Do Not Attend These Schools

    Much of liberal arts and qualitative subjects-learning can be contentious when instructors take it upon themselves to present and support strong biases that are contrary to values and perspectives espoused by the institution, the values of the community majority, the values suggested by course titles and descriptions, or the manner consistent with customary teaching practices. Such also occurs more often when administration allows untoward and subversive values to seep into course catalogs, guest agendas, general campus atmospheres, sports settings, clubs, and entertainment because of ignorance, narrowly circumscribed wisdom, legal bullying, cultural Ne’re-do-wells, and fear of financially-empowered misanthropes. Such may make it difficult for many citizen-students to actively participate in classes, excel in particular courses, and even live comfortably on campus if you attend these schools.

    Some instructors and academic support staff may simply behave like intellectual or skill-associated hacks, thinking more highly of themselves than they ought. They may judge student work, expression, and skills demonstration harshly while providing ineffective, insufficient or no relevant instruction, templates and guidance to at least demonstrate to students the desired outcomes. But, “c’est la vie” in contemporary, “these are our classes” academic environments. Precisely, “Do you really want to attend these schools, what do you want your students to learn, and to what do you wish them exposed?”

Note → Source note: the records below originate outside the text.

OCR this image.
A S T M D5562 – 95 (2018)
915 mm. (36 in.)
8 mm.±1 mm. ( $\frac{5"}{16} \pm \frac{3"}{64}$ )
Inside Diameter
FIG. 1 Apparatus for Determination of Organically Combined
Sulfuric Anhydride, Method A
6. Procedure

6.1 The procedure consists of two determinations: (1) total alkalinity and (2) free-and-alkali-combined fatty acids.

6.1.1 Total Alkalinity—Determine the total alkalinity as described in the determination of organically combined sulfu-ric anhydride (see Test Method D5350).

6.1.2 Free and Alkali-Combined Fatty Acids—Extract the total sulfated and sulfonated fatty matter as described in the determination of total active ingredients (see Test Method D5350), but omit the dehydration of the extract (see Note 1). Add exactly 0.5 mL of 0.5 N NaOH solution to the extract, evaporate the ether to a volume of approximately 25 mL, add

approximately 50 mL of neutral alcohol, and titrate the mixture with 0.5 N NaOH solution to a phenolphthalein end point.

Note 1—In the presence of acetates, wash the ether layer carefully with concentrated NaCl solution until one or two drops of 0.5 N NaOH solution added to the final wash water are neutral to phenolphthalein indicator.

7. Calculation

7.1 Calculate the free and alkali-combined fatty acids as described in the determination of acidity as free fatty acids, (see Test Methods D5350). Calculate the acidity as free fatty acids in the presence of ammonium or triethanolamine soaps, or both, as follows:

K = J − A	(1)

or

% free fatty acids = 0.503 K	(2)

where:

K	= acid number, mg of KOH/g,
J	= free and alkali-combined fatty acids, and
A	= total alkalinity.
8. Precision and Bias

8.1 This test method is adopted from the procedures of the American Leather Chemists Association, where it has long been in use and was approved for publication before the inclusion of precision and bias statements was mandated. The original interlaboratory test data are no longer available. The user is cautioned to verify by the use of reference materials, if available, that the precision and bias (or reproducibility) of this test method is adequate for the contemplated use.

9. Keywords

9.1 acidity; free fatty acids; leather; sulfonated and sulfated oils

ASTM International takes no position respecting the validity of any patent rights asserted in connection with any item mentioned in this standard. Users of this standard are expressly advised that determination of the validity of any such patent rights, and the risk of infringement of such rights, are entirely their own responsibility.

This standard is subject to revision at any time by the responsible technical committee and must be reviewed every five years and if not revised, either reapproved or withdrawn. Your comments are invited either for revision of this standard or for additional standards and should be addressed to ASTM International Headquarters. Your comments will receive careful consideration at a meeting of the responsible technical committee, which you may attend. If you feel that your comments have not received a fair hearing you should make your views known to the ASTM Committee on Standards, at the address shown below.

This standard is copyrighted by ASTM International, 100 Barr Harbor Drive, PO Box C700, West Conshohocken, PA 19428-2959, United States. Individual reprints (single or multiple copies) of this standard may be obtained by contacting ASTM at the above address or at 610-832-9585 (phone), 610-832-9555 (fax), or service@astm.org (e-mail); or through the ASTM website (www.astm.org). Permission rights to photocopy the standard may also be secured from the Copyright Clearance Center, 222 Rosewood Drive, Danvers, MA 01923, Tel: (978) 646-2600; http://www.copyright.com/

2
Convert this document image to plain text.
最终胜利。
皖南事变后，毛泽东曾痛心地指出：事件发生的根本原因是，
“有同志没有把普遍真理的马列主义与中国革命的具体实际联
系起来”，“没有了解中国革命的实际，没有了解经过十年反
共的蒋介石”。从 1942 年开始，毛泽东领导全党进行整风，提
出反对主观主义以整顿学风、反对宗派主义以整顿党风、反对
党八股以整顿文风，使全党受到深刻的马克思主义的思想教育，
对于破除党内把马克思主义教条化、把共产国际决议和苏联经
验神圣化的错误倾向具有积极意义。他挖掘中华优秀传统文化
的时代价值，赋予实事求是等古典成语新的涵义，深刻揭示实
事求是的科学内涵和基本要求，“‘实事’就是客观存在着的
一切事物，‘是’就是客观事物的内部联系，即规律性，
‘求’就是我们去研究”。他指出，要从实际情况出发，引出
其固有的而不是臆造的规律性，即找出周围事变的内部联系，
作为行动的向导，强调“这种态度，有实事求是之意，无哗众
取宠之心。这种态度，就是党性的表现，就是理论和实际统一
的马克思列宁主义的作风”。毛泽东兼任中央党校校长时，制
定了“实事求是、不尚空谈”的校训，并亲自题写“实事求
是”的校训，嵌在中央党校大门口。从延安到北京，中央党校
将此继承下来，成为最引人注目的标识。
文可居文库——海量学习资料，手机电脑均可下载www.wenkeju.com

    Another severe shortcoming of the contemporary, overtly egocentric approach to liberal arts-focused education is that many programs insufficiently understand the markets, communities, and world in which their students will ultimately live, work and lead. Many institutions essentially convey: “We do not care what our students need to effectively compete in markets. We do not care what the students need regarding knowledge, quantitative, technical and social (soft) skills to understand, compete in and lead the world into which they will graduate. Others’ values may be commercially and legally acknowledged, but are otherwise are irrelevant to us.” Do not attend these schools. Your education matters.